È un lavoro che richiede molto sacrificio, determinazione, doti organizzative, intuito creativo e, soprattutto, una capacità di problem solving. In molti casi, è proprio il produttore a determinare se un progetto può prendere vita o meno, perché è lui o lei che deve trovare il modo di trovare i finanziamenti, superare ostacoli e barriere, mantenendo viva la visione del film fino alla sua realizzazione.

Non si sa nulla o quasi della sua vita privata. C’è l’ha? Oppure la sua vita fino ad oggi è davvero un film “working in progress”?

Credo fermamente che la vita privata, come suggerisce la parola stessa, debba rimanere privata. È uno spazio personale che preferisco proteggere e custodire, lasciandolo lontano dalla sfera pubblica.

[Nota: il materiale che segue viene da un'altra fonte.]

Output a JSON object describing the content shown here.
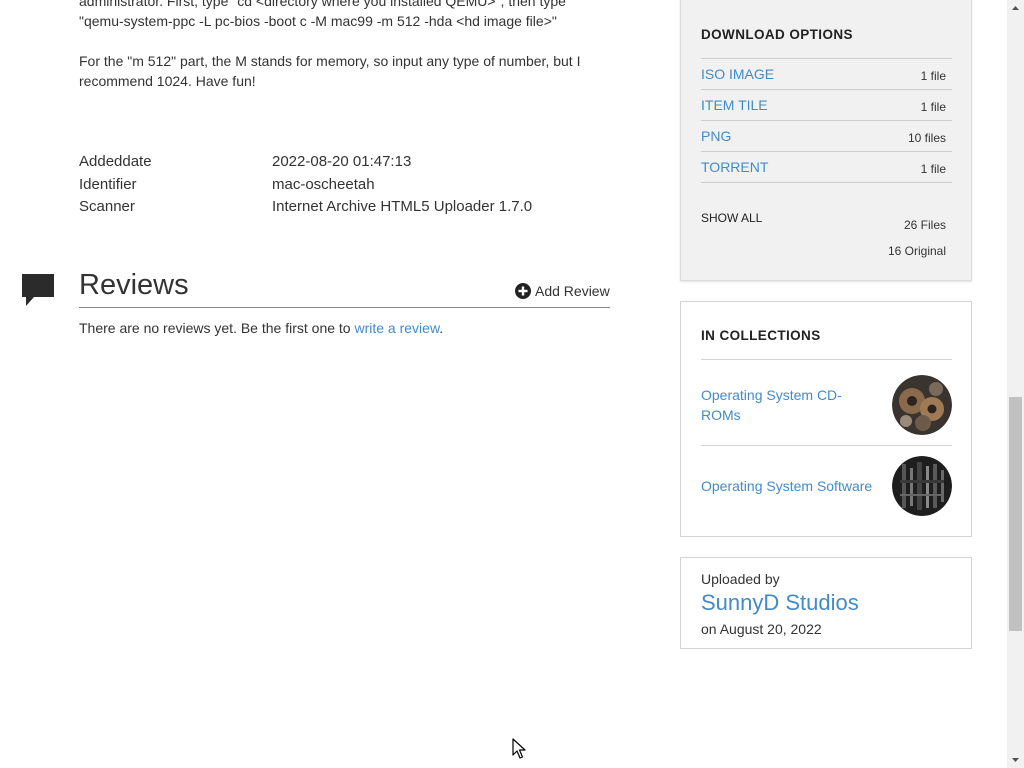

Mi sento molto più a mio agio quando parlo del mio lavoro, perché è qualcosa che scelgo di condividere e che mi rappresenta in modo professionale. Il lavoro è un aspetto che mi definisce, mentre la mia vita privata è qualcosa che desidero mantenere per me stessa.

Cosa ci dice dell’Intelligenza Artificiale? C’è un “Avatar” nei suoi prossimi progetti cinematografici?

Spero anche io che l’intelligenza artificiale possa rivelarsi un alleato piuttosto che un nemico, soprattutto nel mondo del cinema, dove sono previsti grandi cambiamenti. È indubbio che l’AI stia già trasformando molti aspetti della produzione cinematografica, dall’editing all’animazione, fino alla creazione di effetti speciali.

Tuttavia, credo fermamente che la creatività sia qualcosa di profondamente umano, qualcosa che nasce dall’anima e dall’esperienza di vita. L’intelligenza artificiale può essere un mezzo potente, uno strumento che ci permette di esplorare nuove possibilità e superare limiti tecnici, ma non potrà mai sostituire l’intuizione, l’emozione e l’unicità dell’immaginazione umana.

La sfida sarà trovare un equilibrio tra l’utilizzo dell’AI come strumento utile e il mantenimento di quel tocco umano che rende l’arte, e il cinema in particolare, così speciale. La tecnologia può facilitare il processo, accelerare la produzione o offrire nuove forme espressive, ma alla fine la visione e l’intento creativo rimarranno saldamente nelle mani delle persone.